The BSEM results suggest the model misfit is due to minor differences between the model and the data in the form of omitted minor residual covariances. We choose to treat these statistically significant but substantively insignificant parameters as approximately zero and interpret the 1-factor model as a sufficiently good and parsimonious approximation for the data. Instead of interpreting subscale scores that are potentially redundant, the present results demonstrate support for use of the total UWES-9 score as a measure of work engagement3, 9).
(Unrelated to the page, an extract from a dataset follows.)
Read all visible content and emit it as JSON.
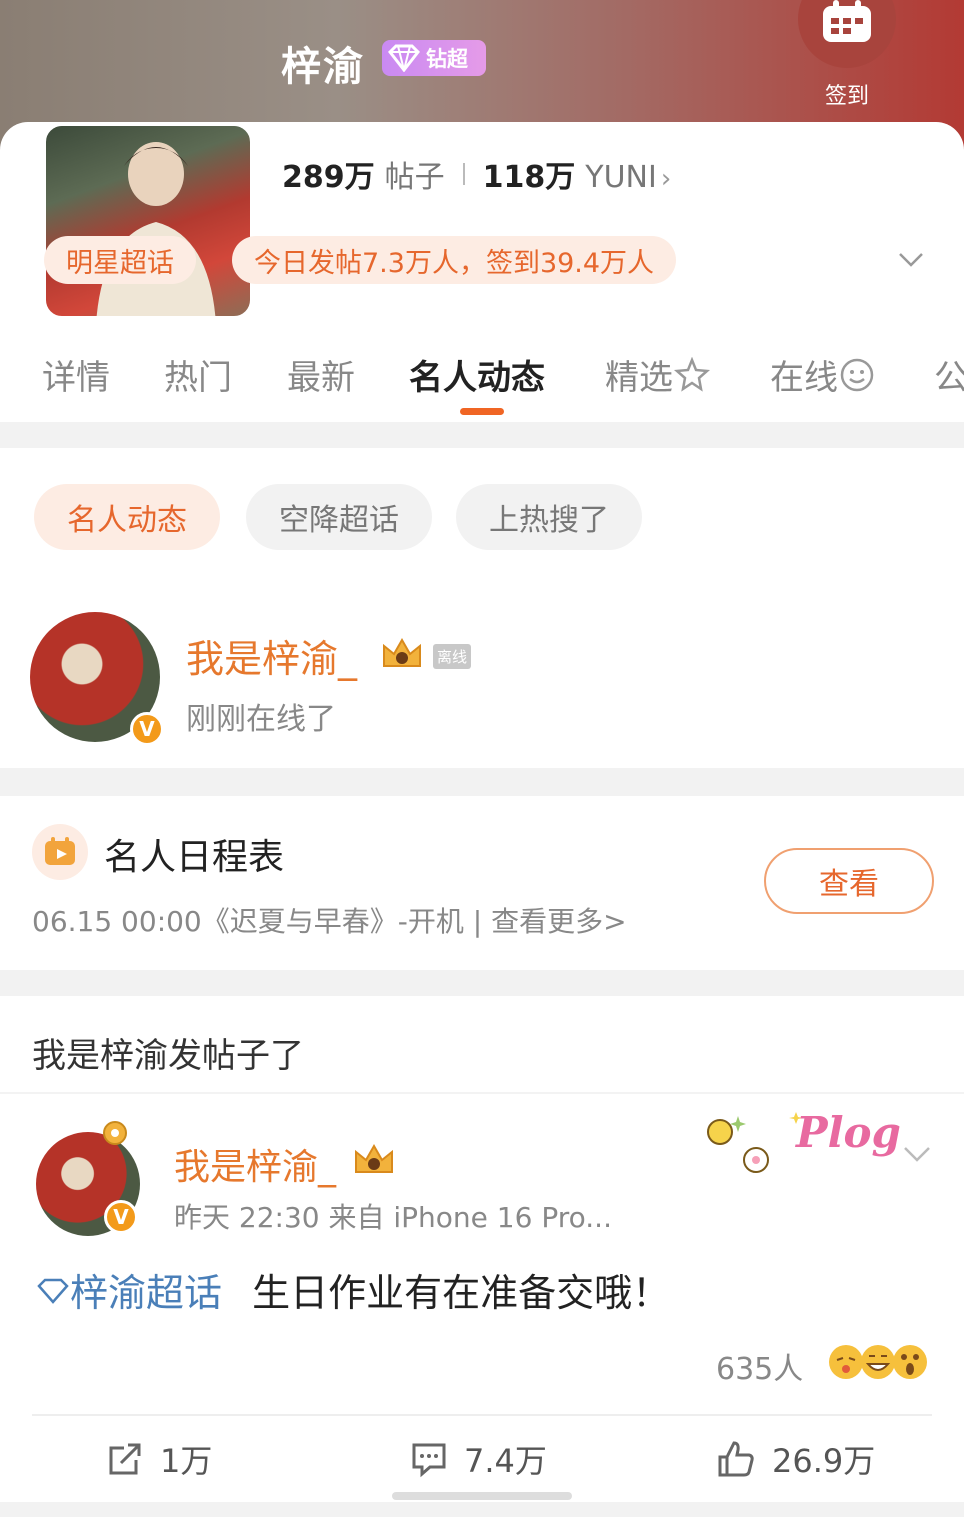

Despite the large sample size, the present study was based on a nonrandom sample of health-care workers. The potential selection bias limits the generalizability of the study results to other worker populations. The self-reported cross-sectional nature of the current study implies the possible existence of common method variance. Future studies that adopt a longitudinal design and incorporate objective measures to elucidate the degree of work engagement and its developmental trajectories are recommended.
In summary, this psychometric study was the first to apply the flexible BSEM approach in reevaluating the dimensionality of the UWES-9. The BSEM results demonstrate empirical support for the overall factor as an adequate and parsimonious representation of work engagement. Future research could investigate the measurement invariance of the UWES-9 across gender or cultural contexts using the Bayesian approach27). This innovative approach allows a test of approximate measurement invariance via zero-mean, small variance informative priors for parameter differences between groups28, 29), thereby providing a useful mean of identifying non-invariance in the case of multiple groups or time points.
Acknowledgment: The authors would like to sincerely thank Dr. Tihomir Asparouhov for his invaluable insights concerning the BSEM analysis results.